A firm’s required method of ex post dispute resolution is not something that consumers specifically consider while shopping, but the matters that consumers do consider—prices and how firms resolve complaints—are likely directly influenced by whether a firm can require arbitration. If by requiring arbitration a firm reduces its expected costs of ex post dispute resolution and increases the benefits of accuracy in internal dispute resolution (meaning, it grants consumers a refund when the firm really has made a mistake and denies refunds when no mistake has been made), then arbitration reduces the firm’s costs while increasing its payoff to investing in internal dispute resolution. Arbitration’s likely influence is under the hood, as it were, but potentially it is just as great as if consumers did shop directly considering arbitration clauses.

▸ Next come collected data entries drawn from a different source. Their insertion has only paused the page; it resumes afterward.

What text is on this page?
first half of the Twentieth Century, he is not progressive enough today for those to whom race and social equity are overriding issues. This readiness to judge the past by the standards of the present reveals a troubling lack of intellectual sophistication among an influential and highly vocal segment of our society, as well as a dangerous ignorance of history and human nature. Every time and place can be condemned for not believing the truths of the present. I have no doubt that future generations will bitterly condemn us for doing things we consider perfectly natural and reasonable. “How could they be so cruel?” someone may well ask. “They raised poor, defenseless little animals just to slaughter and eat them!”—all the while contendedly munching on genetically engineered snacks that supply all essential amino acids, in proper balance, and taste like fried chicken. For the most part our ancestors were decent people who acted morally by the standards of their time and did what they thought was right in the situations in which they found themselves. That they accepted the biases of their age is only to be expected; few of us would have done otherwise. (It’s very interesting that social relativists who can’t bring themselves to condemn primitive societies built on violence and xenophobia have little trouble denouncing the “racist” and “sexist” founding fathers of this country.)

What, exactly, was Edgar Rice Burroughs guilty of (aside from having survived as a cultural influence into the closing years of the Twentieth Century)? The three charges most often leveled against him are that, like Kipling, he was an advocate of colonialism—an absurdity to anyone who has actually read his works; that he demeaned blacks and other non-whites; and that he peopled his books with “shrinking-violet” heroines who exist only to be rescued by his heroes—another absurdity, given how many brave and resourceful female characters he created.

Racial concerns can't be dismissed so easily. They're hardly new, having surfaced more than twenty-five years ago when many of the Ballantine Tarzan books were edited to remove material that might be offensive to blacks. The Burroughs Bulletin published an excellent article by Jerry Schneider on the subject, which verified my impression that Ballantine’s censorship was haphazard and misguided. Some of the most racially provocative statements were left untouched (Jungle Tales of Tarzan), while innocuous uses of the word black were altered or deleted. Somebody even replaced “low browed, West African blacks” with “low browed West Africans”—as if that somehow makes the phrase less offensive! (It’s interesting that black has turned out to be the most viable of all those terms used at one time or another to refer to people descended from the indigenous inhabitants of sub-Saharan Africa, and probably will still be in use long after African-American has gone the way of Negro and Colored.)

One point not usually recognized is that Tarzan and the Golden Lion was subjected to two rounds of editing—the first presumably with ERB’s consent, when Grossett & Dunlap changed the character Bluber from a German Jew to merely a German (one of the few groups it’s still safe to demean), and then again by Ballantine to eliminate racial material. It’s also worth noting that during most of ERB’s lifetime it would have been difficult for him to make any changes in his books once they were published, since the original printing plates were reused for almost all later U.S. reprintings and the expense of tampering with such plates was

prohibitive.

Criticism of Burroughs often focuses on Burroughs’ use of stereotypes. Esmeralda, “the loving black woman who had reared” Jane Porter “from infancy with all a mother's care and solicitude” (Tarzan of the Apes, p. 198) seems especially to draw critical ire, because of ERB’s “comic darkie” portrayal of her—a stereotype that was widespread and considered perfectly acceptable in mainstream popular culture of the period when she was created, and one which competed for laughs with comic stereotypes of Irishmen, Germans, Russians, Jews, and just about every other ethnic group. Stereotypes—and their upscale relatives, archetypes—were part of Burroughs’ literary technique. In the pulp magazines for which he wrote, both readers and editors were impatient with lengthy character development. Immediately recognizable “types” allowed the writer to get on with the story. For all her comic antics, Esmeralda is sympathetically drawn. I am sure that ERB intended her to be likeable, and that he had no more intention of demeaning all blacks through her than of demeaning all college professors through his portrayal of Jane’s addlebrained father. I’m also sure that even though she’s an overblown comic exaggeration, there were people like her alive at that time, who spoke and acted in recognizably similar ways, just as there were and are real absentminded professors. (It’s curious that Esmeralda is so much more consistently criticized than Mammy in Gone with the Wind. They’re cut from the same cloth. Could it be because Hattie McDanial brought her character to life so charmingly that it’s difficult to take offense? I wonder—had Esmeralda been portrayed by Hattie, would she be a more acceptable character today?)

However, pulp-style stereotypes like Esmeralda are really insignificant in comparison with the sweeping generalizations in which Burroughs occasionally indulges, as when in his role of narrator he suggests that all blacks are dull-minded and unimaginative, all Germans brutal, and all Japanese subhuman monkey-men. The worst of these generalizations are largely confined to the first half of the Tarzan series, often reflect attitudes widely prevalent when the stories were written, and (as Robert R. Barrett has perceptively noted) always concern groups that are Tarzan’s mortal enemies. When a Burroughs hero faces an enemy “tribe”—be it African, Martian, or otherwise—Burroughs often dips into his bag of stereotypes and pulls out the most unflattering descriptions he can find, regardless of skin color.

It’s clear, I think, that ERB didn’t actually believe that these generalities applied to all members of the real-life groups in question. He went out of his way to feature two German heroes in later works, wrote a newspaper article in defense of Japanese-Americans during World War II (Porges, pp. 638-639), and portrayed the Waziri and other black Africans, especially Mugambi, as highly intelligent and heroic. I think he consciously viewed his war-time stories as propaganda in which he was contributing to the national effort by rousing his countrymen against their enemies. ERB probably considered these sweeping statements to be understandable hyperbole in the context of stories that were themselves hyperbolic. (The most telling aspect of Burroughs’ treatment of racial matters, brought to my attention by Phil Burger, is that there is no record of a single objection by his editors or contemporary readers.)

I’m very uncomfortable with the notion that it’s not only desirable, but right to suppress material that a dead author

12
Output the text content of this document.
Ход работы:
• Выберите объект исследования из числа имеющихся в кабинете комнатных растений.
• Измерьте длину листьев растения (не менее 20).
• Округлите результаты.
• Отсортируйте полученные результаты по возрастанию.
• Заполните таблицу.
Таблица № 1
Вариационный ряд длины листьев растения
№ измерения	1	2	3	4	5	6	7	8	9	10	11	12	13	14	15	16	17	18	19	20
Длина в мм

Johnston and Zywicki also criticize the Study for “not provid[ing] much of the key information necessary to fully evaluate the relative roles of arbitration and class actions as ex post dispute resolution mechanisms for consumer cases.” They explain: “Substantially more and different evidence would be necessary to conclude that consumers are harmed by arbitration or that they would benefit from unleashing class action litigation more routinely. The propriety of caution in moving to restrict arbitration agreements on the basis of the CFPB’s findings is especially appropriate in light of the well-established public policy favoring the use of alternative dispute resolution techniques.”

Professors Johnston and Zywicki have provided valuable information for the CFPB to consider as it begins rulemaking on consumer arbitration agreements.